Nathaniel Adams Coles, nome d’arte Nat King Cole, nasce a Montgomery, in Alabama, nel 1919, in una famiglia piena di musica: il fratello Freddy sarebbe diventato anche lui cantante; il padre era ministro battista; la madre era l’organista della chiesa e lo introdusse al jazz, al gospel e alla musica classica. Altrettanto zeppa di musica era la città in cui si trasferirono quando Nat aveva ancora pochi anni: Chicago. Qui ascolta per la prima volta Earl Hines, che sarà la sua principale influenza. Nel 1936 inizia a lavorare professionalmente e una breve tournée lo porta in California, dove si stabilirà dando vita al suo leggendario trio (nella versione “aurea”, con Oscar Moore alla chitarra, e Wesley Prince o Johnny Miller al contrabbasso).
Cole raggiunge una buona fama come pianista jazz: compare nei primi concerti del Jazz at the Philharmonic e partecipa ad alcune sessions con Lester Young, Red Garland e Lionel Hampton. Ma non si segnala come cantante fino alla pubblicazione di Sweet Lorraine, nel 1940. Paradossalmente, non si considerò mai un grande cantante, al punto da raggiungere questa vera perla di understatement: “I’m a musician at heart, I know I’m not really a singer. I couldn’t compete with real singers. But I sing because the public buys it” (nel cuore sono un musicista, so di non poter competere coi veri cantanti, ma canto nei dischi perché il pubblico li compra).

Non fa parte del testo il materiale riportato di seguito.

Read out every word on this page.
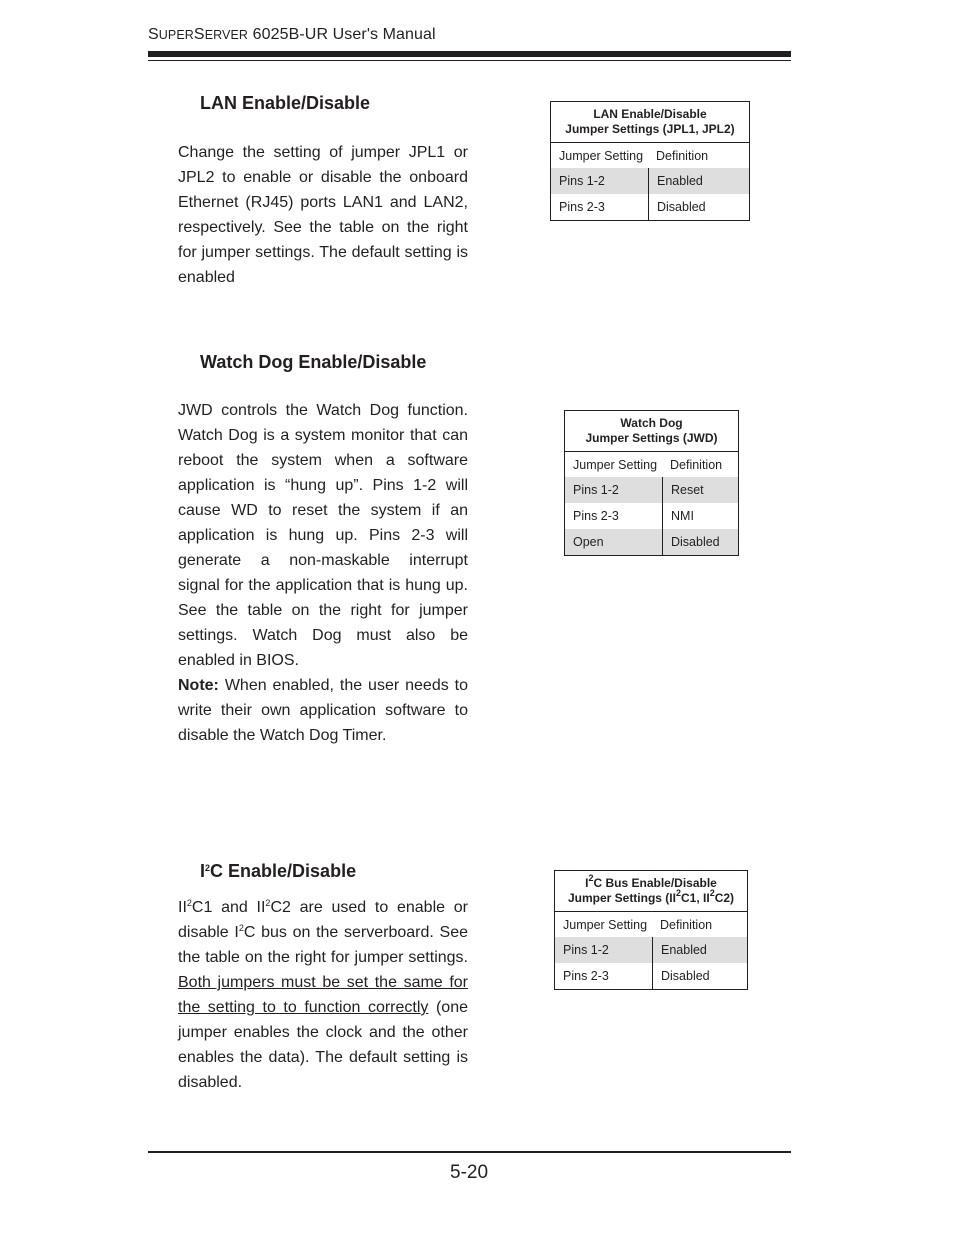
SUPERSERVER 6025B-UR User's Manual
LAN Enable/Disable

Change the setting of jumper JPL1 or JPL2 to enable or disable the onboard Ethernet (RJ45) ports LAN1 and LAN2, respectively. See the table on the right for jumper settings. The default setting is enabled

LAN Enable/Disable
Jumper Settings (JPL1, JPL2)
Jumper Setting	Definition
Pins 1-2	Enabled
Pins 2-3	Disabled
Watch Dog Enable/Disable

JWD controls the Watch Dog function. Watch Dog is a system monitor that can reboot the system when a software application is “hung up”. Pins 1-2 will cause WD to reset the system if an application is hung up. Pins 2-3 will generate a non-maskable interrupt signal for the application that is hung up. See the table on the right for jumper settings. Watch Dog must also be enabled in BIOS.

Note: When enabled, the user needs to write their own application software to disable the Watch Dog Timer.

Watch Dog
Jumper Settings (JWD)
Jumper Setting	Definition
Pins 1-2	Reset
Pins 2-3	NMI
Open	Disabled
$I^2C$ Enable/Disable

$II^2C1$ and $II^2C2$ are used to enable or disable $I^2C$ bus on the serverboard. See the table on the right for jumper settings. Both jumpers must be set the same for the setting to to function correctly (one jumper enables the clock and the other enables the data). The default setting is disabled.

$I^2C$ Bus Enable/Disable
Jumper Settings ($II^2C1$, $II^2C2$)
Jumper Setting	Definition
Pins 1-2	Enabled
Pins 2-3	Disabled
5-20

Il periodo a cavallo fra i due decenni è una serie ininterrotta di grandi successi, aperta nel 1949 dal capolavoro di Billy Strayhorn Lush Life; Mona Lisa, nel 1950, è in vetta alla classifica Billboard per cinque settimane; Too Young, nel 1951, ha analoga sorte. In seguito pubblica Smile, che sarà uno dei suoi “cavalli di battaglia”. Nello stesso periodo, fu il primo artista afro-americano ad avere un suo programma radiofonico e successivamente uno show televisivo a copertura nazionale. In entrambi i casi i programmi non durarono molto, furono cancellati perché gli sponsor – non volendo legarsi a un artista nero – si ritirarono. Cole combatté il razzismo per tutta la sua vita, rifiutandosi di esibirsi nei locali dove venivano applicate le norme sulla segregazione. Nel 1956 fu attaccato sul palco a Birmingham (Alabama) da membri del White Citizens’ Council che sembrava volessero rapirlo. Nonostante il rapido intervento della polizia, fu ferito alla schiena: non terminò lo spettacolo e giurò di non tornare mai più a esibirsi nel sud degli Stati Uniti, promessa che mantenne.